Wenn der Arzt nun hinter diesen Symptomen eine einzige Ursache vermutet, muss er fast zwangsläufig scheitern: Es ist ja ein ganzes Geflecht von Ursachen, das hinter der diagnostizierbaren Erkrankung steht. Deshalb kann es nicht dauerhaft helfen, die akuten Symptome mit wirkungsvollen
Medikamenten zu »löschen« – die Erkrankung wird nach einiger Zeit (vielleicht in veränderter Form) zurückkehren.
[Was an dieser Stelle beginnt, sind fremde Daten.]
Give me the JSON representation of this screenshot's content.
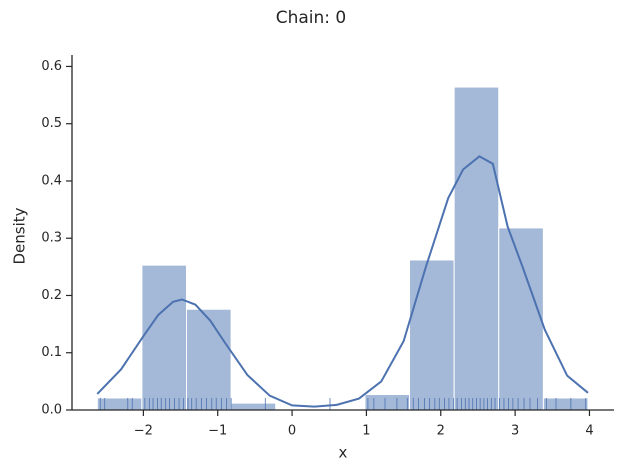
{
  "chart_data": {
    "type": "histogram",
    "title": "Chain: 0",
    "xlabel": "x",
    "ylabel": "Density",
    "bins": [
      -2.62,
      -2.02,
      -1.42,
      -0.82,
      -0.22,
      0.38,
      0.98,
      1.58,
      2.18,
      2.78,
      3.38,
      3.98
    ],
    "values": [
      0.021,
      0.253,
      0.176,
      0.012,
      0,
      0,
      0.027,
      0.262,
      0.564,
      0.318,
      0.021
    ],
    "color": "#a4b8d8",
    "kde": {
      "color": "#4c72b0",
      "x": [
        -2.62,
        -2.3,
        -2.0,
        -1.8,
        -1.6,
        -1.48,
        -1.3,
        -1.1,
        -0.9,
        -0.6,
        -0.3,
        0,
        0.3,
        0.6,
        0.9,
        1.2,
        1.5,
        1.8,
        2.1,
        2.3,
        2.52,
        2.7,
        2.9,
        3.1,
        3.4,
        3.7,
        3.98
      ],
      "values": [
        0.028,
        0.071,
        0.129,
        0.166,
        0.189,
        0.193,
        0.184,
        0.156,
        0.117,
        0.061,
        0.025,
        0.008,
        0.006,
        0.009,
        0.02,
        0.05,
        0.12,
        0.25,
        0.37,
        0.42,
        0.443,
        0.43,
        0.32,
        0.25,
        0.14,
        0.06,
        0.03
      ]
    },
    "rug": [
      -2.58,
      -2.52,
      -2.21,
      -2.15,
      -1.98,
      -1.92,
      -1.87,
      -1.81,
      -1.76,
      -1.7,
      -1.65,
      -1.58,
      -1.52,
      -1.46,
      -1.4,
      -1.35,
      -1.29,
      -1.22,
      -1.15,
      -1.08,
      -1.02,
      -0.95,
      -0.88,
      -0.82,
      -0.36,
      0.51,
      1.02,
      1.1,
      1.25,
      1.41,
      1.55,
      1.63,
      1.7,
      1.78,
      1.85,
      1.92,
      1.98,
      2.05,
      2.11,
      2.17,
      2.22,
      2.28,
      2.33,
      2.38,
      2.43,
      2.48,
      2.53,
      2.58,
      2.63,
      2.68,
      2.73,
      2.79,
      2.85,
      2.91,
      2.97,
      3.04,
      3.12,
      3.2,
      3.3,
      3.42,
      3.55,
      3.75,
      3.95
    ],
    "xlim": [
      -2.96,
      4.33
    ],
    "ylim": [
      0,
      0.62
    ],
    "xticks": [
      {
        "value": -2,
        "label": "−2"
      },
      {
        "value": -1,
        "label": "−1"
      },
      0,
      1,
      2,
      3,
      4
    ],
    "yticks": [
      {
        "value": 0,
        "label": "0.0"
      },
      {
        "value": 0.1,
        "label": "0.1"
      },
      {
        "value": 0.2,
        "label": "0.2"
      },
      {
        "value": 0.3,
        "label": "0.3"
      },
      {
        "value": 0.4,
        "label": "0.4"
      },
      {
        "value": 0.5,
        "label": "0.5"
      },
      {
        "value": 0.6,
        "label": "0.6"
      }
    ]
  }
}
Aus Sicht der konventionellen Medizin wäre die neue Erkrankung Folge einer neuen Ursache, die mit der früheren Erkrankung in keinem Zusammenhang steht, oder sie würde als Folge eines gestörten
Immunsystems verstanden. In Wirklichkeit aber könnte das System insgesamt überlastet und dauerhaft in Unordnung geraten sein.
Auch bei akuten Erkrankungen, die sich mit dem Angriff von Bakterien und Viren plausibel erklären lassen, sind die Zusammenhänge wesentlich komplexer, als es auf den ersten Blick erscheint. Wenn Viren und Bakterien tatsächlich die einzigen Verursacher einer Infektion sind, warum erreichen diese mikroskopisch kleinen Lebewesen bei dem einen Menschen ihr Ziel und bei dem anderen nicht? Warum wird der eine krank und der andere bleibt gesund, obwohl vielleicht um ihn herum alle anderen erkranken? Warum ist die Abwehrkraft des einen Patienten geringer als die des anderen?